3. Kapan seseorang wajib tidak bertaqlid kepada madzhab dan imamnya?
Ada dua kondisi di mana seseorang harus melepas diri dari mengikuti dan bertaqlid pada imamnya:
Pertama, bila seseorang telah mendalami satu masalah hingga dalam taraf penguasaan dan penelitian dari segenap dalil-dalilnya dan mengetahui metode pengambilan istimbath (kesimpulan) hukum dari dalil-dalil tersebut. Maka baginya harus mengikuti hasil ijtihadnya dalam masalah tersebut.
Ia tidak boleh mengekang kemampuan ilmiyahnya untuk terus berjalan di belakang imamnya. Bila kemampuan ilmiyahnya ini bisa diterapkan lebih banyak dari satu masalah, maka hukumnya sama, bahwa ia harus mendahulukan hasil ijtihadnya.
Kedua, bila seseorang mendapati sebuah hadits yang berlawanan dari pendapat imam madzhab yang ia ikuti. Kemudian ia telah meyakini keshahihan hadits dan kelayakannya menjadi dalil dalam hukum. Maka baginya harus mengikuti petunjuk hadits dan melepas keterikatannya dengan madzhab imamnya dalam hukum masalah tersebut.

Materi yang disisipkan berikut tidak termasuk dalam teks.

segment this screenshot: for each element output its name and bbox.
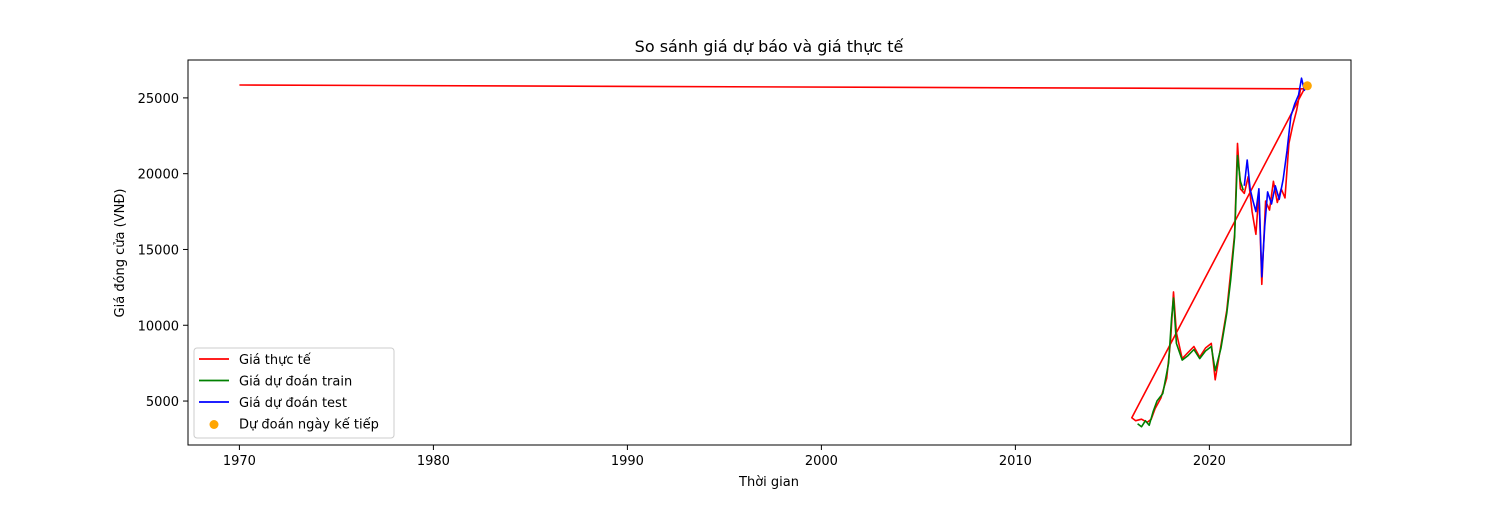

Sebab sesungguhnya seluruh imam madzhab yang empat mewasiatkan pengikut dan murid mereka untuk pindah pada petunjuk hadits yang shahih bila ternyata berlainan dengan hasil ijtihad mereka. Maka, berpindah mengikuti hadits pada hakikatnya merupakan inti madzhab imam yang empat. ltulah prinsip mereka secara bersama yang senantiasa mereka anut.
Meskipun demikian, hal ini mutlak memerlukan beberapa syarat yang perlu diketahui dan dijaga. Tidak dipahami bahwa seluruh hadits yang diperoleh oleh seorang peneliti dan isinya berlawanan dengan hasil ijtihad imamnya, menjadi petunjuk asasi terhadap apa yang dipahami peneliti itu terhadap hadits.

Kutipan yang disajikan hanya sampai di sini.